$$$n$$$ points $$$a_1, a_2, ..., a_n$$$ are randomly generated inside a cube of size 1.
You are given a matrix $$$d$$$ with $$$d_{i,j}=d_{j,i}=dist(a_i, a_j)+rand(-0.1..0.1)$$$ and $$$d_{i,i}=0$$$. Here $$$dist(p, q)$$$ is the distance between points $$$\sqrt{(p_x-q_x)^2+(p_y-q_y)^2+(p_z-q_z)^2}$$$ and $$$rand(-0.1..0.1)$$$ is a random shift chosen uniformly from interval $$$[-0.1..0.1]$$$. Shifts for different pairs of points are chosen independently.
You need to construct a list of points $$$b_1, b_2, ..., b_n$$$ such that $$$\forall_{i, j} |dist(b_i, b_j)-d_{i,j}| \le 0.1$$$.
The first line contains one integer $$$n$$$ ($$$1 \le n \le 10$$$) — the number of points.

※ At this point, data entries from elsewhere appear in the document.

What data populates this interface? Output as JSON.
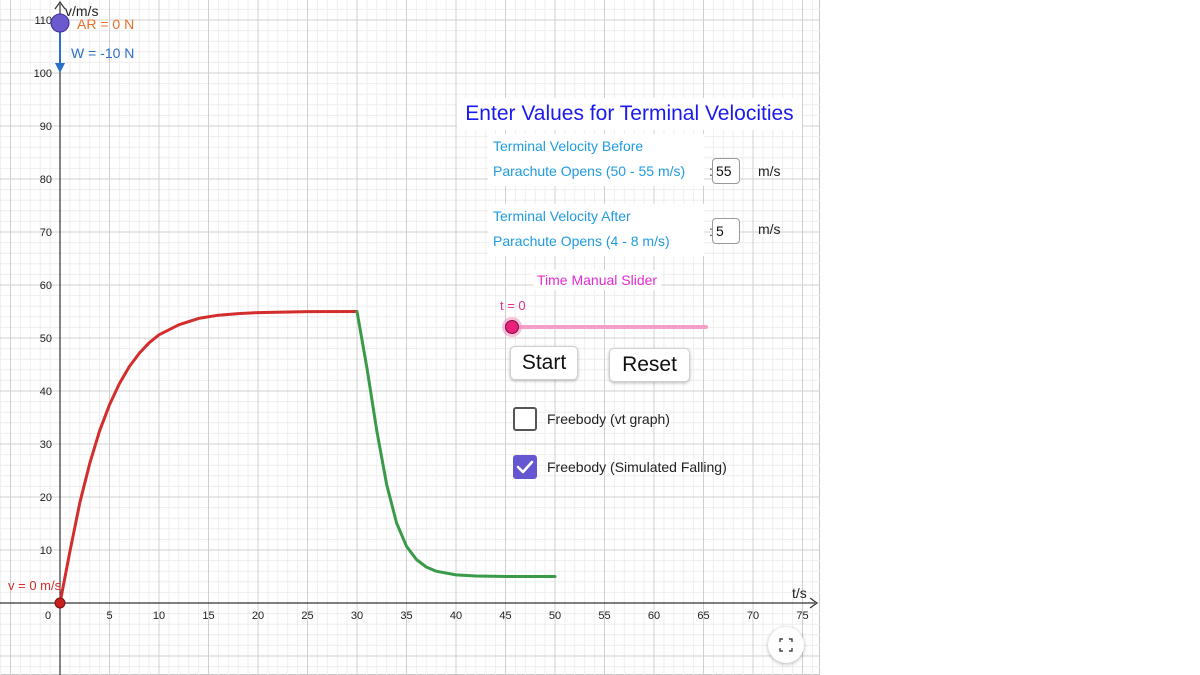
{
  "graph": {
    "y_axis_label": "v/m/s",
    "x_axis_label": "t/s",
    "origin_label": "0",
    "x_ticks": [
      "5",
      "10",
      "15",
      "20",
      "25",
      "30",
      "35",
      "40",
      "45",
      "50",
      "55",
      "60",
      "65",
      "70",
      "75"
    ],
    "y_ticks": [
      "10",
      "20",
      "30",
      "40",
      "50",
      "60",
      "70",
      "80",
      "90",
      "100",
      "110"
    ],
    "velocity_label": "v = 0 m/s",
    "freebody": {
      "air_resistance_label": "AR = 0 N",
      "weight_label": "W = -10 N",
      "ball_color": "#6a5acd",
      "ar_color": "#e8702a",
      "weight_color": "#2a6fc8"
    }
  },
  "chart_data": {
    "type": "line",
    "xlabel": "t/s",
    "ylabel": "v/m/s",
    "xlim": [
      0,
      75
    ],
    "ylim": [
      0,
      110
    ],
    "grid": true,
    "series": [
      {
        "color": "#d42d2d",
        "x": [
          0,
          1,
          2,
          3,
          4,
          5,
          6,
          7,
          8,
          9,
          10,
          12,
          14,
          16,
          18,
          20,
          25,
          30
        ],
        "y": [
          0,
          9.7,
          18.9,
          26.3,
          32.5,
          37.4,
          41.4,
          44.6,
          47.1,
          49.1,
          50.6,
          52.5,
          53.7,
          54.3,
          54.6,
          54.8,
          54.98,
          55
        ]
      },
      {
        "color": "#3a9a4a",
        "x": [
          30,
          31,
          32,
          33,
          34,
          35,
          36,
          37,
          38,
          40,
          42,
          45,
          50
        ],
        "y": [
          55,
          44.4,
          32.5,
          22.3,
          15.1,
          10.7,
          8.2,
          6.8,
          6.0,
          5.3,
          5.1,
          5.0,
          5.0
        ]
      }
    ]
  },
  "panel": {
    "title": "Enter Values for Terminal Velocities",
    "before": {
      "label_line1": "Terminal Velocity Before",
      "label_line2": "Parachute Opens (50 - 55 m/s)",
      "value": "55",
      "unit": "m/s"
    },
    "after": {
      "label_line1": "Terminal Velocity After",
      "label_line2": "Parachute Opens (4 - 8 m/s)",
      "value": "5",
      "unit": "m/s"
    },
    "colon": ":"
  },
  "slider": {
    "title": "Time Manual Slider",
    "value_label": "t = 0",
    "value_fraction": 0
  },
  "buttons": {
    "start": "Start",
    "reset": "Reset"
  },
  "checkboxes": {
    "vt_graph": {
      "label": "Freebody (vt graph)",
      "checked": false
    },
    "simulated": {
      "label": "Freebody (Simulated Falling)",
      "checked": true
    }
  }
}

The next $$$n$$$ lines contain the description of matrix $$$d$$$. The $$$i$$$-th line contains $$$n$$$ real values $$$d_{i,j}$$$ ($$$-0.1 \le d_{i,j} \le \sqrt{3}+0.1$$$). Each value is given with 6 digits after the decimal point.
It is guaranteed that $$$d_{i,i}=0$$$ and $$$d_{i,j}=d_{j,i}$$$.
Print $$$n$$$ lines describing the points. $$$i$$$-th line should contain three real numbers $$$x_i$$$ $$$y_i$$$ $$$z_i$$$ ($$$-10.0 \le x_i, y_i, z_i \le 10.0$$$).
4 0.000000 0.758400 0.557479 0.379026 0.758400 0.000000 0.516608 0.446312 0.557479 0.516608 0.000000 0.554364 0.379026 0.446312 0.554364 0.000000
0.210269 0.581333 0.000000 0.090086 0.000000 0.458722 0.000000 0.498388 0.501723 0.204618 0.204262 0.075724
This problem has $$$30$$$ test cases.